A seguire, l’altro evento speciale della serata, ovvero la presentazione in anteprima italiana del film The Fruit Hunters, di Yung Chang, presente in sala insieme a due dei protagonisti Bill Pullman e Isabella Dalla Ragione. Il documentario è stato ispirato dal libro The Fruit Hunters: A Story of Nature, Adventure, Commerce and Obsession scritto da Adam Leith Gollner, amico del regista. Lo spettatore segue il viaggio di Yung Chang nel mondo dei cacciatori di frutta, ovvero quegli appassionati di frutti rari e perduti disposti a viaggiare in tutto il mondo pur di recuperarli e tentare di conservarne la produzione. Un inno alla biodiversità che spiega attraverso la passione delle persone intervistate quanto e perché sia importante mantenere una tale varietà di frutti e sapori. Impariamo così a conoscere il mango bianco di Bali o il raro kura-kura durian del Borneo, scopriamo che esistono dei fichi italiani ormai quasi scomparsi ma rintracciabili nei dipinti del Rinascimento, osserviamo i banchi del Mango Festival di Miami in Florida organizzato dalla Rare Fruit Council International, capiamo quali sono le regole del commercio delle banane in Honduras, incontriamo persino Bill Pullman, volto noto del cinema che ci sorprende con il suo sogno di realizzare un frutteto nella collina di Hollywood.

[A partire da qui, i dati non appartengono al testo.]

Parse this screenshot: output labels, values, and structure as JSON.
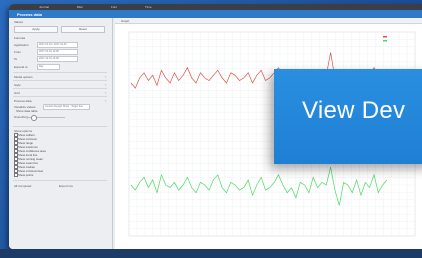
{
  "menubar": {
    "items": [
      "Journal",
      "Misc",
      "Font",
      "Time"
    ]
  },
  "titlebar": {
    "title": "Process data"
  },
  "sidebar": {
    "section_title": "Values",
    "btn_left": "Apply",
    "btn_right": "Reset",
    "group_label": "Formula",
    "fields": [
      {
        "label": "Application",
        "value": "2017-01-01 / 2017-12-31"
      },
      {
        "label": "From",
        "value": "2017-01-01 10:00"
      },
      {
        "label": "To",
        "value": "2017-12-31 12:00"
      },
      {
        "label": "Expand to",
        "value": "Day"
      }
    ],
    "collapsibles": [
      "Model options",
      "Style",
      "Grid",
      "Process data"
    ],
    "compare_label": "Visualize values",
    "compare_value": "Custom Design Show · Target line",
    "show_text": "Show data table",
    "smoothing_label": "Smoothing",
    "checklist_title": "Show options",
    "checklist": [
      "Show outliers",
      "Show minimum",
      "Show range",
      "Show maximum",
      "Show confidence area",
      "Show trend line",
      "Show running mean",
      "Show mean line",
      "Show median",
      "Show minimum/max",
      "Show points"
    ],
    "footer_left": "All computed",
    "footer_right": "Export csv"
  },
  "plot": {
    "tab_label": "Graph"
  },
  "cta": {
    "label": "View Dev"
  },
  "colors": {
    "series_red": "#d9534f",
    "series_green": "#4cd964",
    "accent": "#2a8fe0"
  },
  "chart_data": {
    "type": "line",
    "legend": "top-right",
    "grid": true,
    "series": [
      {
        "color": "#d9534f",
        "values": [
          70,
          68,
          72,
          74,
          71,
          73,
          69,
          75,
          72,
          70,
          74,
          71,
          73,
          76,
          72,
          70,
          74,
          72,
          71,
          73,
          75,
          72,
          70,
          74,
          73,
          71,
          72,
          74,
          70,
          73,
          75,
          71,
          72,
          74,
          76,
          73,
          71,
          72,
          70,
          74,
          73,
          71,
          75,
          72,
          74,
          73,
          82,
          72,
          71,
          74,
          73,
          72,
          75,
          71,
          74,
          73,
          76,
          72,
          74,
          75
        ]
      },
      {
        "color": "#4cd964",
        "values": [
          30,
          28,
          31,
          33,
          29,
          32,
          27,
          34,
          30,
          29,
          31,
          28,
          30,
          33,
          29,
          27,
          31,
          30,
          28,
          32,
          34,
          29,
          27,
          31,
          30,
          28,
          29,
          32,
          26,
          30,
          33,
          28,
          29,
          31,
          34,
          30,
          27,
          29,
          25,
          31,
          30,
          27,
          33,
          29,
          31,
          30,
          37,
          28,
          22,
          31,
          30,
          27,
          32,
          26,
          31,
          29,
          34,
          27,
          30,
          32
        ]
      }
    ]
  }
}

Yung Chang riesce a trasmettere lo stesso entusiasmo dei cacciatori grazie all’uso di una fotografia eccellente e con riprese talmente innamorate dei frutti da farci quasi sentire profumi e sapori. “Durante la lettura del libro ciò che mi ha interessato ancora di più delle informazioni sui frutti sono state le persone – dice Yung Chang – scoprire le loro vita, come si sono legate a questa passione. Nel mio documentario ho voluto raccontare proprio questo aspetto, posso affermare che per me è stato un percorso di formazione importante”.
Garbo, umorismo e un punto di vista a volte inaspettato rendono la pellicola gradevole e leggera, pur senza privarla di contenuto. Come ha affermato Isabella Dalla Ragione – altra protagonista insieme a Pullman, archeologa arborea che indaga i dipinti rinascimentali in cerca di indizi per poter ritrovare i frutti perduti – “questo film dimostra come l’amore e la cultura della terra parlino un unico linguaggio. Io, per esempio, ho lavorato in Vietnam e, nonostante le barriere linguistiche, mi sono intesa perfettamente con i contadini. Il nostro era un codice condiviso”. Bill Pullmann, che nel film compare nella sua veste più privata, insieme ai suoi amici, nell’orto di casa, ha creduto in questo documentario perché condivide l’importanza di costruire un mondo sano per le generazioni future. “Sono contento di presentare il film proprio qui a Torino perché, con questo Festival e non solo, ha dimostrato di saper andare oltre la propria natura di città industriale e di seguire una visione ambientalista, di saper riscoprire le necessità della Terra”.